Activists Scour Area for Violations of Liquor Laws

Residents angered by a barrage of alcohol advertisements and neon signs that dominate market storefronts in the Pico-Union district have formed a group that patrols the area for liquor-law violations.

The "New City/Pueblo Nuevo Prevention Project" was spurred by the residents' need to tackle alcohol-related problems such as public drinking, loitering and gang activity.

"Those neon liquor signs are an eyesore," said resident Ramon Berdin. "There aren't as many up now. The store employees work pretty well with us. The area is looking cleaner and safer."

The county-funded program was developed in May by the Los Angeles Alliance for a Drug-Free Community. The nonprofit group works with the state Department of Alcoholic Beverage Control to sponsor informational meetings for residents and work with them to check for sites that violate liquor laws.

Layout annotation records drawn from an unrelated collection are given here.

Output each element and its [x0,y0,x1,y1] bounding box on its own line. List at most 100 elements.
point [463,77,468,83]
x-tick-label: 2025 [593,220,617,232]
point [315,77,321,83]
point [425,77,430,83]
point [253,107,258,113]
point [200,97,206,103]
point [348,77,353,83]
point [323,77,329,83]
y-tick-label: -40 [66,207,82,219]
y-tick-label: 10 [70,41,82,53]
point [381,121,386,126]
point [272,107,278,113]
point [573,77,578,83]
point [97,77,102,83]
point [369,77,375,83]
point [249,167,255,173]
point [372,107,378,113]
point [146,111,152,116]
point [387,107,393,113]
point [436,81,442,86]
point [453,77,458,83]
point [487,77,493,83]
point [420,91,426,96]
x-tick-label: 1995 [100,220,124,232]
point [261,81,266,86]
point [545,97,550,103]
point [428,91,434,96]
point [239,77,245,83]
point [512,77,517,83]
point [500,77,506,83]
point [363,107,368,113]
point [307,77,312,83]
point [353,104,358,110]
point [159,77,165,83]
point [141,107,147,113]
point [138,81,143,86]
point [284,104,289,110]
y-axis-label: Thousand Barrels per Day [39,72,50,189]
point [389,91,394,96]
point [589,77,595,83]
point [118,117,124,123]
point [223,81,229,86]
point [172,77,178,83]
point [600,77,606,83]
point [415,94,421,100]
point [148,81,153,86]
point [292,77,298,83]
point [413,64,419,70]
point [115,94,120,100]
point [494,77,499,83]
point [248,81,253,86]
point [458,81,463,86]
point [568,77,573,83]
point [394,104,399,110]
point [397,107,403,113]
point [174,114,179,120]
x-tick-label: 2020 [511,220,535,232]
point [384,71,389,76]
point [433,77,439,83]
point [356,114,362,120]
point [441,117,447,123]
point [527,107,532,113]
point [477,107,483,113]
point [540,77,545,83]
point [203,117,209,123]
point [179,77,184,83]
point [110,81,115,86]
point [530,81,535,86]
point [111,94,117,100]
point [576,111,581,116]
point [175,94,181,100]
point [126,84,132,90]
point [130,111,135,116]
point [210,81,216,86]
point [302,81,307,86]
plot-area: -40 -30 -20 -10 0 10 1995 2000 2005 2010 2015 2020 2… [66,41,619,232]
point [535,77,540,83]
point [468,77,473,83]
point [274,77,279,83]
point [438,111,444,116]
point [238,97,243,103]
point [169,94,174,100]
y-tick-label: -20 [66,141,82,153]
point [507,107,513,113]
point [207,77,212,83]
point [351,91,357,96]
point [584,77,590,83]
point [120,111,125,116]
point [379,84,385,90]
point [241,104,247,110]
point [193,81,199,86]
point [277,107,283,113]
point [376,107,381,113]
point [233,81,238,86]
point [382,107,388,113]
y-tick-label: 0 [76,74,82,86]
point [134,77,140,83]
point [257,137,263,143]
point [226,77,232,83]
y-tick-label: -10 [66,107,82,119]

The activists' main weapon is a state law that restricts storefront advertising to 33% of the windows and doors and states that liquor store owners are responsible for ridding their property of loiterers, graffiti and excessive liquor advertising.

With a checklist in hand, about 50 residents break off into teams to examine stores for excessive advertising, "no loitering" signs and well-lit parking lots. They discuss problems with store employees and invite them to a session on liquor laws.

The group, which makes field visits about every 90 days, has visited 60 of the estimated 120 liquor stores in the area. Their efforts have produced positive results, said Jane McCabe, ABC district administrator.

"The project has helped residents familiarize themselves with business owners," McCabe said.

In some cases, business owners are unaware of some state laws, she said. "Now they're informed and monitor their properties more closely."